The highest and most unlimited expression of devotion is self-sacrifice. Avraham Avinu did it when he allowed himself to be cast into Nimrod’s fiery furnace. Yitzchak did it at the Akeidah. Sainted kedoshim throughout history have practiced it when faced with trials of faith.
Nadav and Avihu were faced with a moment of fateful decision.
They knew God had not ordered the offering they desired to bring. But they also knew that if the Mishkan were a place of openness and not limitation, anything they brought would be accepted. They decided it was up to them to singlehandedly turn the Mishkan from a place of limitation into a place of expansive spiritual connection – and they were willing to risk their lives in order to do it.
They failed because their calculation was in error, but it was an error only great tzaddikim could have made.
Why did they fail, and why only those two?
Sons of their father, Nadav and Avihu were also sons of their mother Elisheva, and according to the Talmud the majority of sons favor the mother’s brothers. Elisheva’s brother was Nachshon ben Aminadav, who sacrificially strode into the Red Sea causing it to split. Nadav (named for her father Aminadav) and Avihu (literally, “this one is [also like] my father”) were the two b’nei Aharon that took after Elisheva’s side of the family. Thus they were the ones who felt the urge to pursue this ill-fated path of self-sacrifice. Their effort failed because they neglected to recognize the difference between their situation and that of their uncle. Nachshon’s devotion accurately reflected the spirit of the people, thus they merited both his and their deliverance. Nadav and Avihu’s act reflected their own greatness but there was no parallel greatness within the people. Without it, their effort was doomed.
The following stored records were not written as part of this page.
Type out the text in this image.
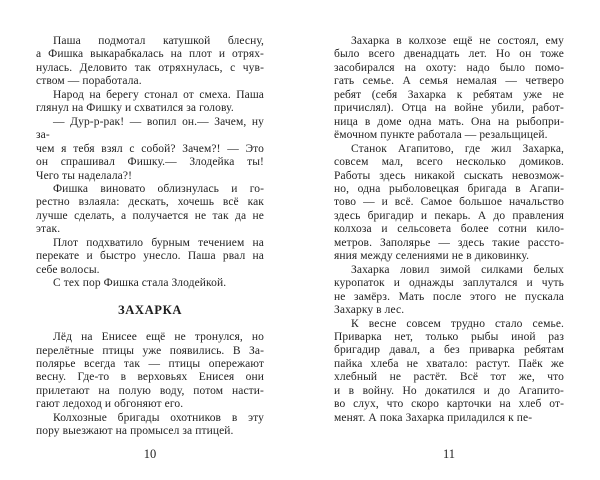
Паша подмотал катушкой блесну,
а Фишка выкарабкалась на плот и отрях-
нулась. Деловито так отряхнулась, с чув-
ством — поработала.
Народ на берегу стонал от смеха. Паша
глянул на Фишку и схватился за голову.
— Дур-р-рак! — вопил он.— Зачем, ну за-
чем я тебя взял с собой? Зачем?! — Это
он спрашивал Фишку.— Злодейка ты!
Чего ты наделала?!
Фишка виновато облизнулась и го-
рестно взлаяла: дескать, хочешь всё как
лучше сделать, а получается не так да не
этак.
Плот подхватило бурным течением на
перекате и быстро унесло. Паша рвал на
себе волосы.
С тех пор Фишка стала Злодейкой.
ЗАХАРКА
Лёд на Енисее ещё не тронулся, но
перелётные птицы уже появились. В За-
полярье всегда так — птицы опережают
весну. Где-то в верховьях Енисея они
прилетают на полую воду, потом насти-
гают ледоход и обгоняют его.
Колхозные бригады охотников в эту
пору выезжают на промысел за птицей.
10
Захарка в колхозе ещё не состоял, ему
было всего двенадцать лет. Но он тоже
засобирался на охоту: надо было помо-
гать семье. А семья немалая — четверо
ребят (себя Захарка к ребятам уже не
причислял). Отца на войне убили, работ-
ница в доме одна мать. Она на рыбопри-
ёмочном пункте работала — резальщицей.
Станок Агапитово, где жил Захарка,
совсем мал, всего несколько домиков.
Работы здесь никакой сыскать невозмож-
но, одна рыболовецкая бригада в Агапи-
тово — и всё. Самое большое начальство
здесь бригадир и пекарь. А до правления
колхоза и сельсовета более сотни кило-
метров. Заполярье — здесь такие рассто-
яния между селениями не в диковинку.
Захарка ловил зимой силками белых
куропаток и однажды заплутался и чуть
не замёрз. Мать после этого не пускала
Захарку в лес.
К весне совсем трудно стало семье.
Приварка нет, только рыбы иной раз
бригадир давал, а без приварка ребятам
пайка хлеба не хватало: растут. Паёк же
хлебный не растёт. Всё тот же, что
и в войну. Но докатился и до Агапито-
во слух, что скоро карточки на хлеб от-
менят. А пока Захарка приладился к пе-
11
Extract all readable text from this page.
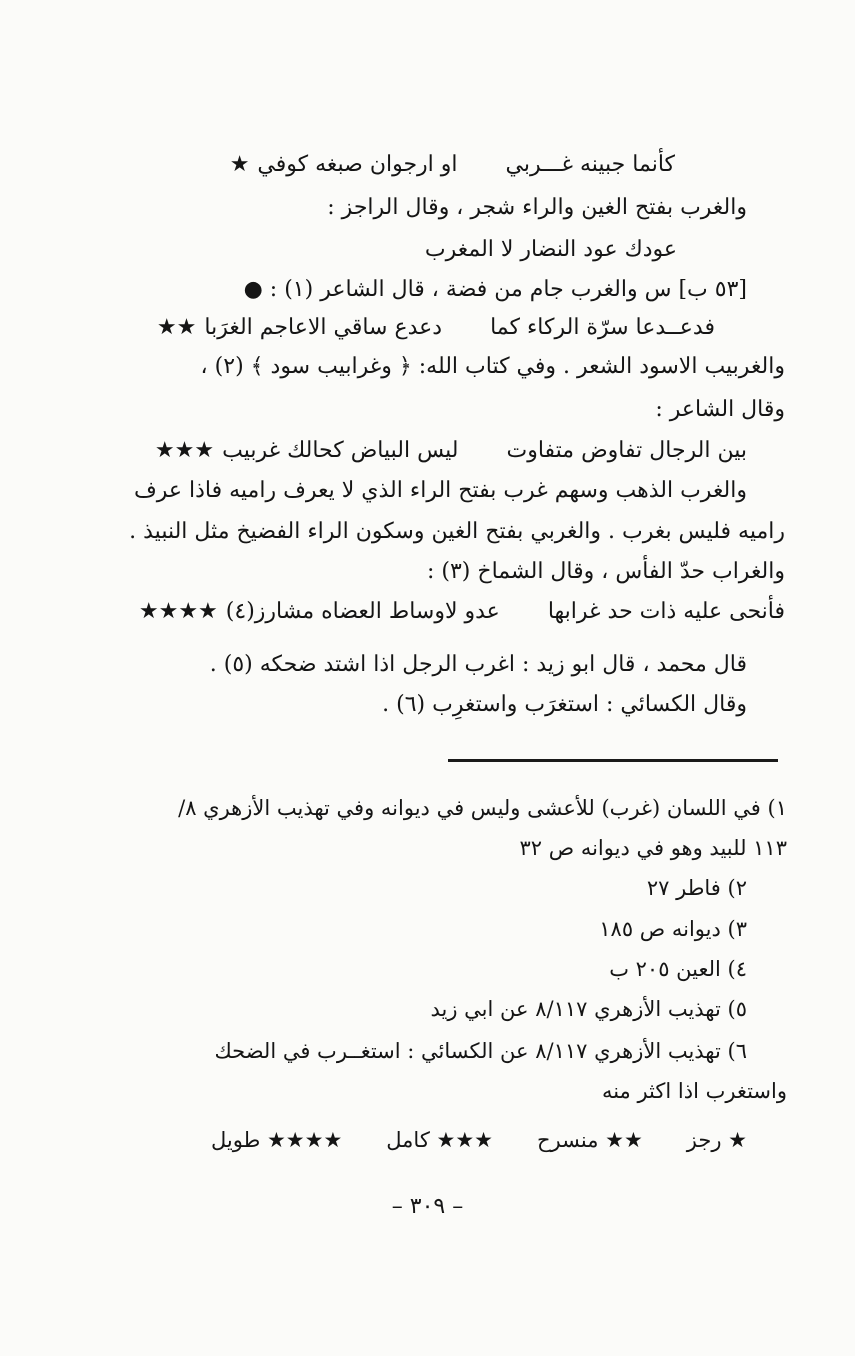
كأنما جبينه غـــربي
او ارجوان صبغه كوفي
★
والغرب بفتح الغين والراء شجر ، وقال الراجز :
عودك عود النضار لا المغرب
[٥٣ ب] س والغرب جام من فضة ، قال الشاعر (١) : ●
فدعــدعا سرّة الركاء كما
دعدع ساقي الاعاجم الغرَبا
★★
والغربيب الاسود الشعر . وفي كتاب الله: ﴿ وغرابيب سود ﴾ (٢) ،
وقال الشاعر :
بين الرجال تفاوض متفاوت
ليس البياض كحالك غربيب
★★★
والغرب الذهب وسهم غرب بفتح الراء الذي لا يعرف راميه فاذا عرف
راميه فليس بغرب . والغربي بفتح الغين وسكون الراء الفضيخ مثل النبيذ .
والغراب حدّ الفأس ، وقال الشماخ (٣) :
فأنحى عليه ذات حد غرابها
عدو لاوساط العضاه مشارز(٤)
★★★★
قال محمد ، قال ابو زيد : اغرب الرجل اذا اشتد ضحكه (٥) .
وقال الكسائي : استغرَب واستغرِب (٦) .
١) في اللسان (غرب) للأعشى وليس في ديوانه وفي تهذيب الأزهري ٨/
١١٣ للبيد وهو في ديوانه ص ٣٢
٢) فاطر ٢٧
٣) ديوانه ص ١٨٥
٤) العين ٢٠٥ ب
٥) تهذيب الأزهري ٨/١١٧ عن ابي زيد
٦) تهذيب الأزهري ٨/١١٧ عن الكسائي : استغــرب في الضحك
واستغرب اذا اكثر منه
★ رجز
★★ منسرح
★★★ كامل
★★★★ طويل
– ٣٠٩ –
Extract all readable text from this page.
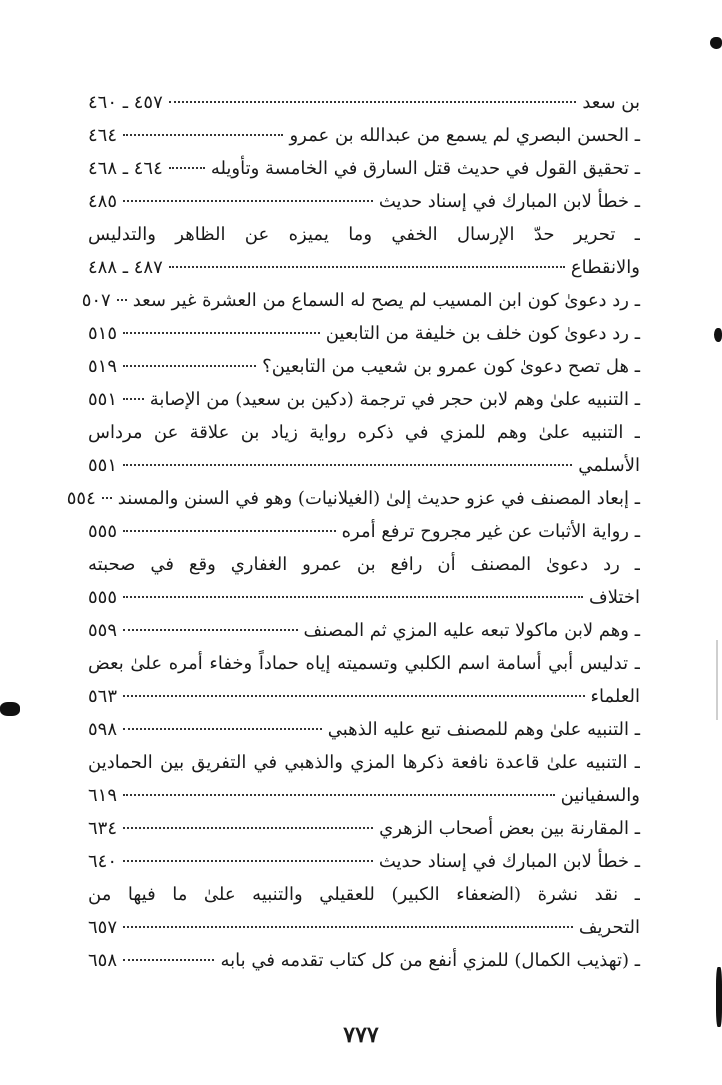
بن سعد
٤٥٧ ـ ٤٦٠
ـ الحسن البصري لم يسمع من عبدالله بن عمرو
٤٦٤
ـ تحقيق القول في حديث قتل السارق في الخامسة وتأويله
٤٦٤ ـ ٤٦٨
ـ خطأ لابن المبارك في إسناد حديث
٤٨٥
ـ تحرير حدّ الإرسال الخفي وما يميزه عن الظاهر والتدليس
والانقطاع
٤٨٧ ـ ٤٨٨
ـ رد دعوىٰ كون ابن المسيب لم يصح له السماع من العشرة غير سعد
٥٠٧
ـ رد دعوىٰ كون خلف بن خليفة من التابعين
٥١٥
ـ هل تصح دعوىٰ كون عمرو بن شعيب من التابعين؟
٥١٩
ـ التنبيه علىٰ وهم لابن حجر في ترجمة (دكين بن سعيد) من الإصابة
٥٥١
ـ التنبيه علىٰ وهم للمزي في ذكره رواية زياد بن علاقة عن مرداس
الأسلمي
٥٥١
ـ إبعاد المصنف في عزو حديث إلىٰ (الغيلانيات) وهو في السنن والمسند
٥٥٤
ـ رواية الأثبات عن غير مجروح ترفع أمره
٥٥٥
ـ رد دعوىٰ المصنف أن رافع بن عمرو الغفاري وقع في صحبته
اختلاف
٥٥٥
ـ وهم لابن ماكولا تبعه عليه المزي ثم المصنف
٥٥٩
ـ تدليس أبي أسامة اسم الكلبي وتسميته إياه حماداً وخفاء أمره علىٰ بعض
العلماء
٥٦٣
ـ التنبيه علىٰ وهم للمصنف تبع عليه الذهبي
٥٩٨
ـ التنبيه علىٰ قاعدة نافعة ذكرها المزي والذهبي في التفريق بين الحمادين
والسفيانين
٦١٩
ـ المقارنة بين بعض أصحاب الزهري
٦٣٤
ـ خطأ لابن المبارك في إسناد حديث
٦٤٠
ـ نقد نشرة (الضعفاء الكبير) للعقيلي والتنبيه علىٰ ما فيها من
التحريف
٦٥٧
ـ (تهذيب الكمال) للمزي أنفع من كل كتاب تقدمه في بابه
٦٥٨
٧٧٧
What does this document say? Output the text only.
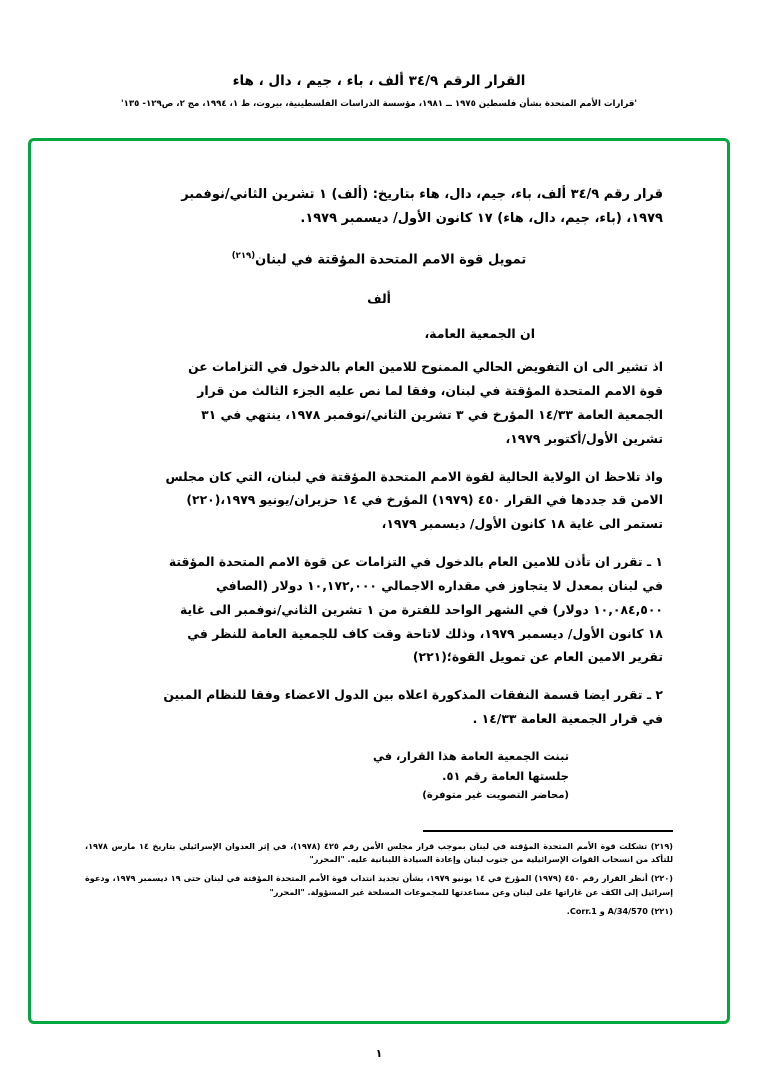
القرار الرقم ٣٤/٩ ألف ، باء ، جيم ، دال ، هاء
'قرارات الأمم المتحدة بشأن فلسطين ١٩٧٥ ــ ١٩٨١، مؤسسة الدراسات الفلسطينية، بيروت، ط ١، ١٩٩٤، مج ٢، ص١٢٩- ١٣٥'
قرار رقم ٣٤/٩ ألف، باء، جيم، دال، هاء بتاريخ: (ألف) ١ تشرين الثاني/نوفمبر ١٩٧٩، (باء، جيم، دال، هاء) ١٧ كانون الأول/ ديسمبر ١٩٧٩.
تمويل قوة الامم المتحدة المؤقتة في لبنان$^{(٢١٩)}$
ألف
ان الجمعية العامة،
اذ تشير الى ان التفويض الحالي الممنوح للامين العام بالدخول في التزامات عن قوة الامم المتحدة المؤقتة في لبنان، وفقا لما نص عليه الجزء الثالث من قرار الجمعية العامة ١٤/٣٣ المؤرخ في ٣ تشرين الثاني/نوفمبر ١٩٧٨، ينتهي في ٣١ تشرين الأول/أكتوبر ١٩٧٩،
واذ تلاحظ ان الولاية الحالية لقوة الامم المتحدة المؤقتة في لبنان، التي كان مجلس الامن قد جددها في القرار ٤٥٠ (١٩٧٩) المؤرخ في ١٤ حزيران/يونيو ١٩٧٩،(٢٢٠) تستمر الى غاية ١٨ كانون الأول/ ديسمبر ١٩٧٩،
١ ـ تقرر ان تأذن للامين العام بالدخول في التزامات عن قوة الامم المتحدة المؤقتة في لبنان بمعدل لا يتجاوز في مقداره الاجمالي ١٠,١٧٢,٠٠٠ دولار (الصافي ١٠,٠٨٤,٥٠٠ دولار) في الشهر الواحد للفترة من ١ تشرين الثاني/نوفمبر الى غاية ١٨ كانون الأول/ ديسمبر ١٩٧٩، وذلك لاتاحة وقت كاف للجمعية العامة للنظر في تقرير الامين العام عن تمويل القوة؛(٢٢١)
٢ ـ تقرر ايضا قسمة النفقات المذكورة اعلاه بين الدول الاعضاء وفقا للنظام المبين في قرار الجمعية العامة ١٤/٣٣ .
تبنت الجمعية العامة هذا القرار، في
جلستها العامة رقم ٥١.
(محاضر التصويت غير متوفرة)
(٢١٩) تشكلت قوة الأمم المتحدة المؤقتة في لبنان بموجب قرار مجلس الأمن رقم ٤٢٥ (١٩٧٨)، في إثر العدوان الإسرائيلي بتاريخ ١٤ مارس ١٩٧٨، للتأكد من انسحاب القوات الإسرائيلية من جنوب لبنان وإعادة السيادة اللبنانية عليه. "المحرر"
(٢٢٠) أنظر القرار رقم ٤٥٠ (١٩٧٩) المؤرخ في ١٤ يونيو ١٩٧٩، بشأن تجديد انتداب قوة الأمم المتحدة المؤقتة في لبنان حتى ١٩ ديسمبر ١٩٧٩، ودعوة إسرائيل إلى الكف عن غاراتها على لبنان وعن مساعدتها للمجموعات المسلحة غير المسؤولة. "المحرر"
(٢٢١) A/34/570 و Corr.1.
١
Had they succeeded, all forms of spiritual expression would be holy, and even drunkenness would be an exalted state. Because Nadav and Avihu failed to convert the Mishkan into a place of unlimited spiritual expression, divine worship remained constricted and drunkenness was banned.
By extension, as we’ve said, we are not allowed to issue divine law while intoxicated. Had Nadav and Avihu triumphed, access to divine law would have become available in unlimited supply. Not only would we be able to pronounce God’s law while under the influence – because nothing un-Godly would ever be able to emerge from our mouths with the Shechina resting directly upon us – but we would all be able to render piskei halacha. It is only because we did not merit their success that access to God’s law remains limited. But since access is now so limited, it becomes clear that any chacham who is capable of ruling on halacha is obviously required to do so.